What Happens After An Arrest?
Arraignment is the next step after arresting the accused. It involves issuing allegations against the accused. The defendant can give a guilty or not guilty plea at this stage after consulting the defense attorney. If the indicted decides to change the entered plea from guilty to not guilty, one can do so during this process. It is advised to hire a criminal defense attorney to help one carry out the proceedings and advice regarding the next steps and the escape plan.
As soon as the arraignment is completed, court dates are assigned. The lawyer starts working on the case to defend his client. Before the actual trial begins in court, negotiations are made on the first date of the proceedings, where all the case facts are put forth, along with both parties’ histories and other data about the case. The attorney may reach out to any possible witnesses who can back up the defendant in court.
What Does The Lawyer Need To Know?
The defense advocate must be aware of the complete incidents of the assaults with favorable information on the defendant’s behalf that may be helpful during the negotiations. Any past aggressive behavior by the victim towards the accused, mental illnesses, or addictions can all represent the situation from a different perspective. Some past cases witnessed illegal accusations against the defendant. To ensure this doesn’t happen, one must immediately state the fact to the attorney. It is best advised to stay as accurate to the lawyer as possible regarding the case facts and the following events.
Does The Accused Has a Right To a Jury Trial?
The US offers a jury trial to any individual accused of domestic violence, which may last for many days or weeks. The jury members hear all the testimonies for and against the defendant. The law enforcement involved in the investigation and other witnesses is summoned to testify in front of the jury. Case evidence is presented by both parties, which includes police reports and documentation of the crime by the victim party.

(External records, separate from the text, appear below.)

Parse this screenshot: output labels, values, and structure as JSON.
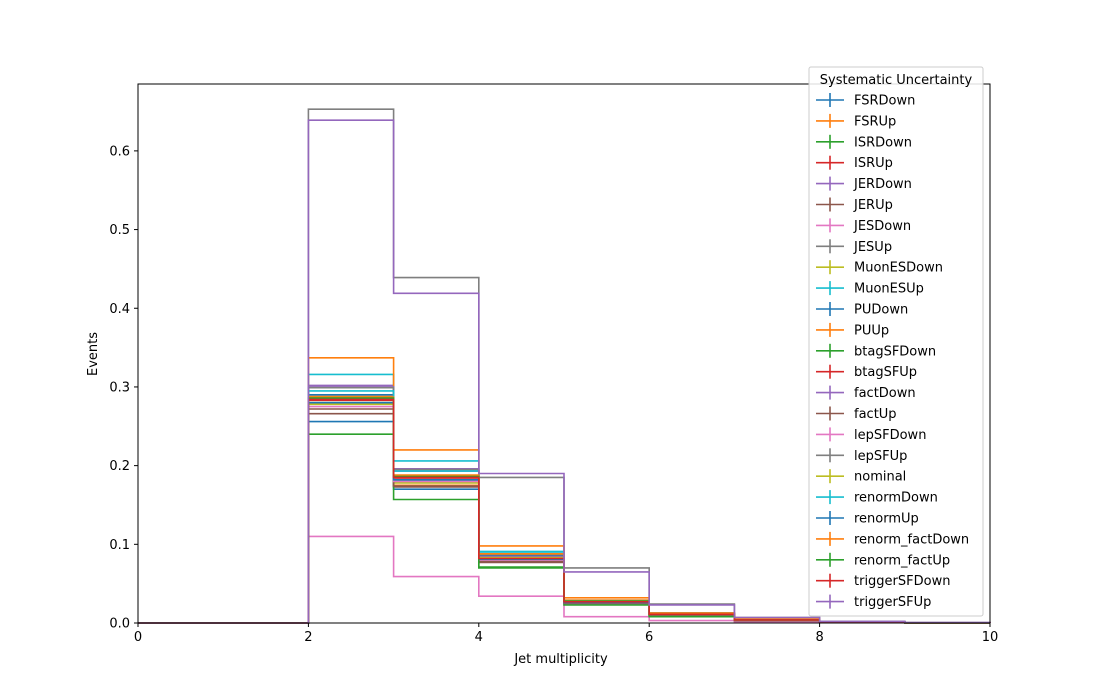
{
  "chart_data": {
    "type": "line",
    "subtype": "step-histogram",
    "title": "",
    "xlabel": "Jet multiplicity",
    "ylabel": "Events",
    "xlim": [
      0,
      10
    ],
    "ylim": [
      0,
      0.685
    ],
    "xticks": [
      "0",
      "2",
      "4",
      "6",
      "8",
      "10"
    ],
    "yticks": [
      "0.0",
      "0.1",
      "0.2",
      "0.3",
      "0.4",
      "0.5",
      "0.6"
    ],
    "bin_edges": [
      0,
      1,
      2,
      3,
      4,
      5,
      6,
      7,
      8,
      9,
      10
    ],
    "legend": {
      "title": "Systematic Uncertainty",
      "placement": "top-right"
    },
    "grid": false,
    "series": [
      {
        "name": "FSRDown",
        "color": "#1f77b4",
        "values": [
          0,
          0,
          0.256,
          0.17,
          0.081,
          0.025,
          0.01,
          0.003,
          0.001,
          0.0003
        ]
      },
      {
        "name": "FSRUp",
        "color": "#ff7f0e",
        "values": [
          0,
          0,
          0.288,
          0.175,
          0.08,
          0.026,
          0.011,
          0.004,
          0.001,
          0.0003
        ]
      },
      {
        "name": "ISRDown",
        "color": "#2ca02c",
        "values": [
          0,
          0,
          0.28,
          0.18,
          0.082,
          0.026,
          0.011,
          0.004,
          0.001,
          0.0003
        ]
      },
      {
        "name": "ISRUp",
        "color": "#d62728",
        "values": [
          0,
          0,
          0.283,
          0.183,
          0.083,
          0.027,
          0.011,
          0.004,
          0.001,
          0.0003
        ]
      },
      {
        "name": "JERDown",
        "color": "#9467bd",
        "values": [
          0,
          0,
          0.302,
          0.193,
          0.085,
          0.028,
          0.012,
          0.004,
          0.001,
          0.0003
        ]
      },
      {
        "name": "JERUp",
        "color": "#8c564b",
        "values": [
          0,
          0,
          0.272,
          0.173,
          0.078,
          0.025,
          0.01,
          0.003,
          0.001,
          0.0003
        ]
      },
      {
        "name": "JESDown",
        "color": "#e377c2",
        "values": [
          0,
          0,
          0.11,
          0.059,
          0.034,
          0.008,
          0.003,
          0.001,
          0.0005,
          0.0002
        ]
      },
      {
        "name": "JESUp",
        "color": "#7f7f7f",
        "values": [
          0,
          0,
          0.653,
          0.439,
          0.185,
          0.07,
          0.024,
          0.007,
          0.002,
          0.0005
        ]
      },
      {
        "name": "MuonESDown",
        "color": "#bcbd22",
        "values": [
          0,
          0,
          0.278,
          0.178,
          0.081,
          0.026,
          0.011,
          0.004,
          0.001,
          0.0003
        ]
      },
      {
        "name": "MuonESUp",
        "color": "#17becf",
        "values": [
          0,
          0,
          0.316,
          0.206,
          0.091,
          0.029,
          0.012,
          0.004,
          0.001,
          0.0003
        ]
      },
      {
        "name": "PUDown",
        "color": "#1f77b4",
        "values": [
          0,
          0,
          0.29,
          0.182,
          0.086,
          0.027,
          0.011,
          0.004,
          0.001,
          0.0003
        ]
      },
      {
        "name": "PUUp",
        "color": "#ff7f0e",
        "values": [
          0,
          0,
          0.337,
          0.22,
          0.098,
          0.032,
          0.013,
          0.005,
          0.001,
          0.0003
        ]
      },
      {
        "name": "btagSFDown",
        "color": "#2ca02c",
        "values": [
          0,
          0,
          0.24,
          0.157,
          0.07,
          0.023,
          0.009,
          0.003,
          0.001,
          0.0003
        ]
      },
      {
        "name": "btagSFUp",
        "color": "#d62728",
        "values": [
          0,
          0,
          0.285,
          0.186,
          0.083,
          0.027,
          0.011,
          0.004,
          0.001,
          0.0003
        ]
      },
      {
        "name": "factDown",
        "color": "#9467bd",
        "values": [
          0,
          0,
          0.3,
          0.196,
          0.087,
          0.028,
          0.012,
          0.004,
          0.001,
          0.0003
        ]
      },
      {
        "name": "factUp",
        "color": "#8c564b",
        "values": [
          0,
          0,
          0.266,
          0.174,
          0.077,
          0.025,
          0.01,
          0.003,
          0.001,
          0.0003
        ]
      },
      {
        "name": "lepSFDown",
        "color": "#e377c2",
        "values": [
          0,
          0,
          0.275,
          0.18,
          0.08,
          0.026,
          0.011,
          0.004,
          0.001,
          0.0003
        ]
      },
      {
        "name": "lepSFUp",
        "color": "#7f7f7f",
        "values": [
          0,
          0,
          0.299,
          0.195,
          0.087,
          0.028,
          0.012,
          0.004,
          0.001,
          0.0003
        ]
      },
      {
        "name": "nominal",
        "color": "#bcbd22",
        "values": [
          0,
          0,
          0.287,
          0.187,
          0.083,
          0.027,
          0.011,
          0.004,
          0.001,
          0.0003
        ]
      },
      {
        "name": "renormDown",
        "color": "#17becf",
        "values": [
          0,
          0,
          0.295,
          0.193,
          0.089,
          0.028,
          0.012,
          0.004,
          0.001,
          0.0003
        ]
      },
      {
        "name": "renormUp",
        "color": "#1f77b4",
        "values": [
          0,
          0,
          0.28,
          0.182,
          0.081,
          0.026,
          0.011,
          0.004,
          0.001,
          0.0003
        ]
      },
      {
        "name": "renorm_factDown",
        "color": "#ff7f0e",
        "values": [
          0,
          0,
          0.287,
          0.188,
          0.088,
          0.029,
          0.012,
          0.004,
          0.001,
          0.0003
        ]
      },
      {
        "name": "renorm_factUp",
        "color": "#2ca02c",
        "values": [
          0,
          0,
          0.286,
          0.186,
          0.071,
          0.028,
          0.008,
          0.004,
          0.001,
          0.0003
        ]
      },
      {
        "name": "triggerSFDown",
        "color": "#d62728",
        "values": [
          0,
          0,
          0.284,
          0.185,
          0.082,
          0.027,
          0.011,
          0.004,
          0.001,
          0.0003
        ]
      },
      {
        "name": "triggerSFUp",
        "color": "#9467bd",
        "values": [
          0,
          0,
          0.639,
          0.419,
          0.19,
          0.065,
          0.023,
          0.007,
          0.002,
          0.0005
        ]
      }
    ]
  }
}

What Are The Possible Penalties?
If found guilty in criminal court, the convicted has to pay many criminal penalties, which include fines, compensations, probation, and imprisonment. If a protective order has been issued, the convicted must follow it in all circumstances or will have to face extended penalties. The defendant might no longer have their Second Amendment Rights and must surrender all weapons.
If the defendant is a parent, there may be additional trials in court to solve the disputes regarding the child’s custody. If the case is more threatening for the children, The Department Of Child And Family Services may be involved to take the matter to a family court.

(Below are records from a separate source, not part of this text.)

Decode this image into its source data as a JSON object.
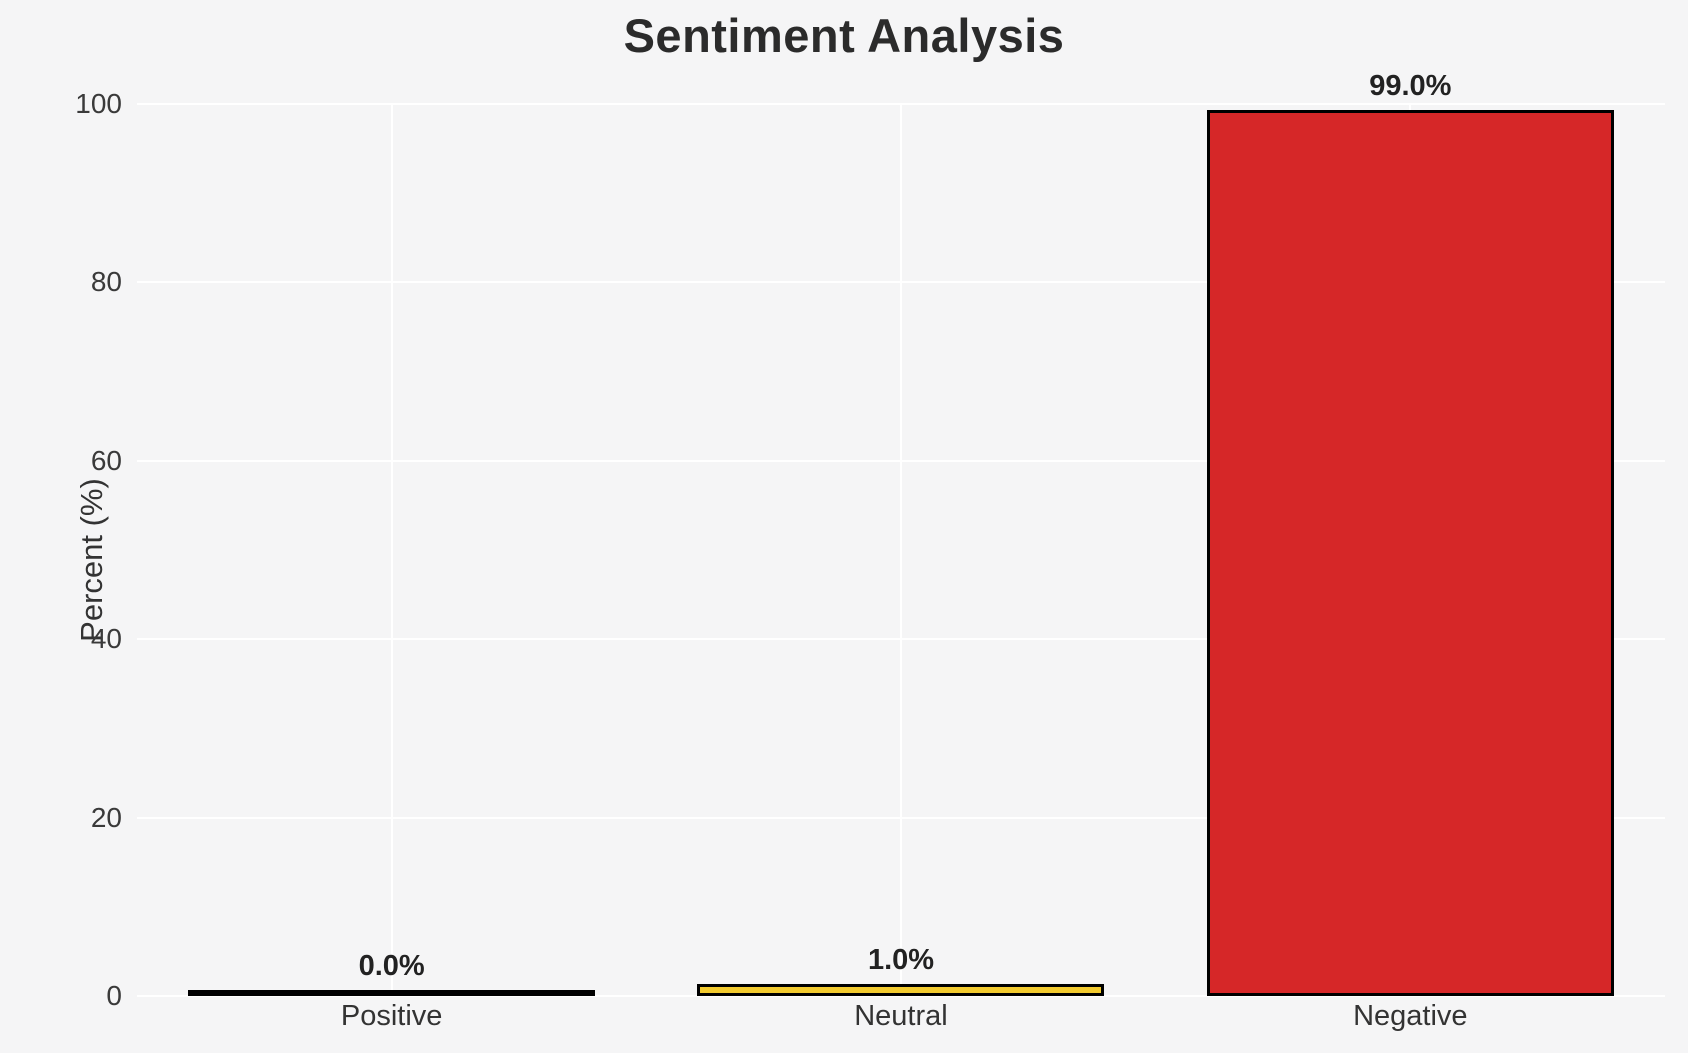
{
  "chart_data": {
    "type": "bar",
    "title": "Sentiment Analysis",
    "xlabel": "",
    "ylabel": "Percent (%)",
    "categories": [
      "Positive",
      "Neutral",
      "Negative"
    ],
    "values": [
      0.0,
      1.0,
      99.0
    ],
    "value_labels": [
      "0.0%",
      "1.0%",
      "99.0%"
    ],
    "ytick_labels": [
      "0",
      "20",
      "40",
      "60",
      "80",
      "100"
    ],
    "yticks": [
      0,
      20,
      40,
      60,
      80,
      100
    ],
    "ylim": [
      0,
      100
    ],
    "bar_fills": [
      null,
      "#f2ca2e",
      "#d62728"
    ],
    "bar_edge_color": "#000000",
    "background_color": "#f5f5f6",
    "gridline_color": "#ffffff",
    "grid": "horizontal and vertical white gridlines on light gray, no axis spines",
    "legend": "none"
  }
}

How Long Do Domestic Violence Cases Last?
When faced with domestic violence charges, one may wait for the case to end in anticipation. There’s only one thing running in the defendant’s mind – How long will the case last?
There is no clear-cut answer to this question. A case regarding domestic violence may last for several months to carry out the proceedings and come to a conclusion or an end on the first day of the trial.

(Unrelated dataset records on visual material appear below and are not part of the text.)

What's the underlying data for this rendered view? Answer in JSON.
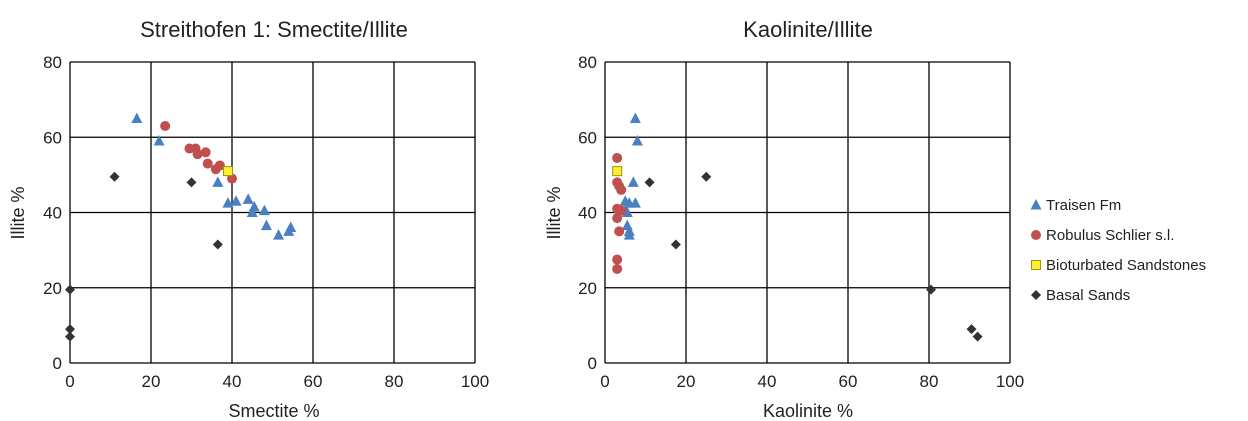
{
  "chart_data": [
    {
      "type": "scatter",
      "title": "Streithofen 1: Smectite/Illite",
      "xlabel": "Smectite %",
      "ylabel": "Illite %",
      "xlim": [
        0,
        100
      ],
      "ylim": [
        0,
        80
      ],
      "xticks": [
        "0",
        "20",
        "40",
        "60",
        "80",
        "100"
      ],
      "yticks": [
        "0",
        "20",
        "40",
        "60",
        "80"
      ],
      "grid": true,
      "series": [
        {
          "name": "Traisen Fm",
          "marker": "triangle",
          "color": "#4a7fc1",
          "points": [
            [
              16.5,
              65
            ],
            [
              22,
              59
            ],
            [
              36.5,
              48
            ],
            [
              39,
              42.5
            ],
            [
              41,
              43
            ],
            [
              44,
              43.5
            ],
            [
              45,
              40
            ],
            [
              45.5,
              41.5
            ],
            [
              48,
              40.5
            ],
            [
              48.5,
              36.5
            ],
            [
              51.5,
              34
            ],
            [
              54,
              35
            ],
            [
              54.5,
              36
            ]
          ]
        },
        {
          "name": "Robulus Schlier s.l.",
          "marker": "circle",
          "color": "#c0504d",
          "points": [
            [
              23.5,
              63
            ],
            [
              29.5,
              57
            ],
            [
              31,
              57
            ],
            [
              31.5,
              55.5
            ],
            [
              33.5,
              56
            ],
            [
              34,
              53
            ],
            [
              36,
              51.5
            ],
            [
              37,
              52.5
            ],
            [
              40,
              49
            ]
          ]
        },
        {
          "name": "Bioturbated Sandstones",
          "marker": "square",
          "color": "#ffee33",
          "points": [
            [
              39,
              51
            ]
          ]
        },
        {
          "name": "Basal Sands",
          "marker": "diamond",
          "color": "#333333",
          "points": [
            [
              11,
              49.5
            ],
            [
              30,
              48
            ],
            [
              36.5,
              31.5
            ],
            [
              0,
              19.5
            ],
            [
              0,
              9
            ],
            [
              0,
              7
            ]
          ]
        }
      ]
    },
    {
      "type": "scatter",
      "title": "Kaolinite/Illite",
      "xlabel": "Kaolinite %",
      "ylabel": "Illite %",
      "xlim": [
        0,
        100
      ],
      "ylim": [
        0,
        80
      ],
      "xticks": [
        "0",
        "20",
        "40",
        "60",
        "80",
        "100"
      ],
      "yticks": [
        "0",
        "20",
        "40",
        "60",
        "80"
      ],
      "grid": true,
      "series": [
        {
          "name": "Traisen Fm",
          "marker": "triangle",
          "color": "#4a7fc1",
          "points": [
            [
              7.5,
              65
            ],
            [
              8,
              59
            ],
            [
              7,
              48
            ],
            [
              5,
              43
            ],
            [
              6,
              42.5
            ],
            [
              7.5,
              42.5
            ],
            [
              5,
              40.5
            ],
            [
              5.5,
              40
            ],
            [
              5.5,
              36.5
            ],
            [
              6,
              35
            ],
            [
              6,
              34
            ]
          ]
        },
        {
          "name": "Robulus Schlier s.l.",
          "marker": "circle",
          "color": "#c0504d",
          "points": [
            [
              3,
              54.5
            ],
            [
              3,
              48
            ],
            [
              3.5,
              47
            ],
            [
              4,
              46
            ],
            [
              3,
              41
            ],
            [
              4,
              40.5
            ],
            [
              3,
              38.5
            ],
            [
              3.5,
              35
            ],
            [
              3,
              27.5
            ],
            [
              3,
              25
            ]
          ]
        },
        {
          "name": "Bioturbated Sandstones",
          "marker": "square",
          "color": "#ffee33",
          "points": [
            [
              3,
              51
            ]
          ]
        },
        {
          "name": "Basal Sands",
          "marker": "diamond",
          "color": "#333333",
          "points": [
            [
              25,
              49.5
            ],
            [
              11,
              48
            ],
            [
              17.5,
              31.5
            ],
            [
              80.5,
              19.5
            ],
            [
              90.5,
              9
            ],
            [
              92,
              7
            ]
          ]
        }
      ]
    }
  ],
  "legend": {
    "position": "right",
    "items": [
      {
        "label": "Traisen Fm",
        "marker": "triangle",
        "color": "#4a7fc1"
      },
      {
        "label": "Robulus Schlier s.l.",
        "marker": "circle",
        "color": "#c0504d"
      },
      {
        "label": "Bioturbated Sandstones",
        "marker": "square",
        "color": "#ffee33"
      },
      {
        "label": "Basal Sands",
        "marker": "diamond",
        "color": "#333333"
      }
    ]
  }
}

The second scenario occurs when the accused pleads guilty to the charges against him, and the court directly sentences one with penalties and other orders. But in the case of the first scenario, the defendant pleads not guilty, and the court assigns the first trial date. New trial dates continue to be given for months if the court cannot issue a sentence based on current pieces of evidence and testimonies.
Most people are advised to plead not guilty, irrespective of the evidence collected by the police or the prosecutor against them. Once pleaded not guilty, the defense lawyer will investigate the whole case and look for missing details and favorable facts. Both parties can make a negotiation with the help of a defense attorney on the defendant’s behalf.
How Does It Affect The Criminal Record?
If one is convicted of domestic violence, the crime forever sticks to the criminal record of the accused. One cannot seal or extirpate the form by any means. Anyone who ever comes across the record will identify that the individual had been convicted for domestic violence charges in the past. Criminal records are available for employers and landlords who need a background check before hiring an employee or renting a tenant. It might decrease one’s chances of employment and housing according to monmouthcountycriminallawyers.
The Bottom Line
Although a court trial may not always be the best possible solution, one must gather enough favorable evidence in their favor and consult a defense attorney to help with further proceedings. One can negotiate and reach an agreement with the prosecution party before the formal trial with the help of an advocate.